The Japan Skating Federation (日本スケート連盟) is the sports governing body of Japan for figure skating, speed skating, and short track speed skating. It was founded in 1929. The current president (since 2019) is Akihisa Nagashima, a member of the House of Representatives of Japan.

== History ==
The arrival of skating in Japan happened around 1877 and is attributed to William P. Brooks. To learn about skating technique, Japanese skaters studied photographs, learned new elements from visiting foreigners, brought back knowledge of skating after trips abroad, and learned from books.

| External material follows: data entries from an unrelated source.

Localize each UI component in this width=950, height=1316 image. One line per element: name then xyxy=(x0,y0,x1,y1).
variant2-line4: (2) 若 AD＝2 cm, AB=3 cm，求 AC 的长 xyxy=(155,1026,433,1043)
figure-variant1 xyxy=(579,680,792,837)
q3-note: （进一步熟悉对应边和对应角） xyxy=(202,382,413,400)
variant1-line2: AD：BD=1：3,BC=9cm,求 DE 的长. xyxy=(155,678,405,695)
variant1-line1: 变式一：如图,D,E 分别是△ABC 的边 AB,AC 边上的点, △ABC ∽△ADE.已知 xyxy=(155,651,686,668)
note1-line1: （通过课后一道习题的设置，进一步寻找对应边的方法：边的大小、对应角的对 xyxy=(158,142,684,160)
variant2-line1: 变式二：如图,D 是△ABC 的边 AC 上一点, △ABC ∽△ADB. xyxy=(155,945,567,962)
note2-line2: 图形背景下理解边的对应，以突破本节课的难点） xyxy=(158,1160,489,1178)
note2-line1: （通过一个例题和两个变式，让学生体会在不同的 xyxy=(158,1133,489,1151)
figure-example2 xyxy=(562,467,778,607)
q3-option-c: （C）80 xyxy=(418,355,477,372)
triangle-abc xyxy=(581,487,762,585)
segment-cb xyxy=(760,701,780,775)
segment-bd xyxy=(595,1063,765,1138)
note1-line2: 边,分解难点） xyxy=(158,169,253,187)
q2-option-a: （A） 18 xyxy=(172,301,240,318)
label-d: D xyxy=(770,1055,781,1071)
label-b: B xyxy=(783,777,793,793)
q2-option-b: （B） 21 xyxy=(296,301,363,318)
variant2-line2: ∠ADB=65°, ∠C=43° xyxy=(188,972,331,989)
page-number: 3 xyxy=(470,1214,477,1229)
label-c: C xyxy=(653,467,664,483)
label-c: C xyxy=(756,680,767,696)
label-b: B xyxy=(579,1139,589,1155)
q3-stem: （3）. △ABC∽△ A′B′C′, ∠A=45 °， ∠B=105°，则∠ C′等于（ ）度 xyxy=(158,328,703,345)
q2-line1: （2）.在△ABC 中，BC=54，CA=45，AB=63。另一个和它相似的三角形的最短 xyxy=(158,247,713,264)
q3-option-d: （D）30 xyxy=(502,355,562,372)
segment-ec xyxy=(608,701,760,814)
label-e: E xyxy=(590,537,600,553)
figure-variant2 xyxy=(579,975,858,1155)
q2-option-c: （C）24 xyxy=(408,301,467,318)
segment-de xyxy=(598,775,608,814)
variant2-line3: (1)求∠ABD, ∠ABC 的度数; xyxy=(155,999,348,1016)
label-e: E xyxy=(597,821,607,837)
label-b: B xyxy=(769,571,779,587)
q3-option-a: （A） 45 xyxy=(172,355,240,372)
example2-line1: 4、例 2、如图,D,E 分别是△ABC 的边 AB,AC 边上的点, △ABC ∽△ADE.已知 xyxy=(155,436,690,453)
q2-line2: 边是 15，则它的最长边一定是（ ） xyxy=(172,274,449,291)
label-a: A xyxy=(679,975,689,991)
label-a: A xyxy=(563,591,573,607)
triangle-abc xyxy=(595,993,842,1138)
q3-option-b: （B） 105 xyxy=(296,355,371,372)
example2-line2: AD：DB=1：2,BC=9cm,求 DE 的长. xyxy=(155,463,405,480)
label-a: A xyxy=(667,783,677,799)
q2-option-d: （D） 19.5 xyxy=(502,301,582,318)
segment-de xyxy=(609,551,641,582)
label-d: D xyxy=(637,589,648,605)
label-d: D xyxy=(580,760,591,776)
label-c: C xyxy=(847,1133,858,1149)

The Japanese Skating Association was formed by figure skating enthusiasts in the autumn of 1920. By 1921, it numbered more than 100 members. A few years later, in 1924, the Japanese Collegiate Ice Sports Federation was created. The Association joined the International Skating Union in 1926. The Japanese Skating Association and the Japanese Collegiate Ice Sports Federation jointly formed the modern Japan Skating Federation in 1929 and began running combined national championships early the next year.

The Federation first sent competitors to the Winter Olympic Games in 1932. Women began competing at the national championships in 1935.

Initially, the Federation governed ice hockey in addition to figure and speed skating. The Japan Ice Hockey Federation became an independent organization in 1972 because of the 1972 Winter Olympics held in Sapporo.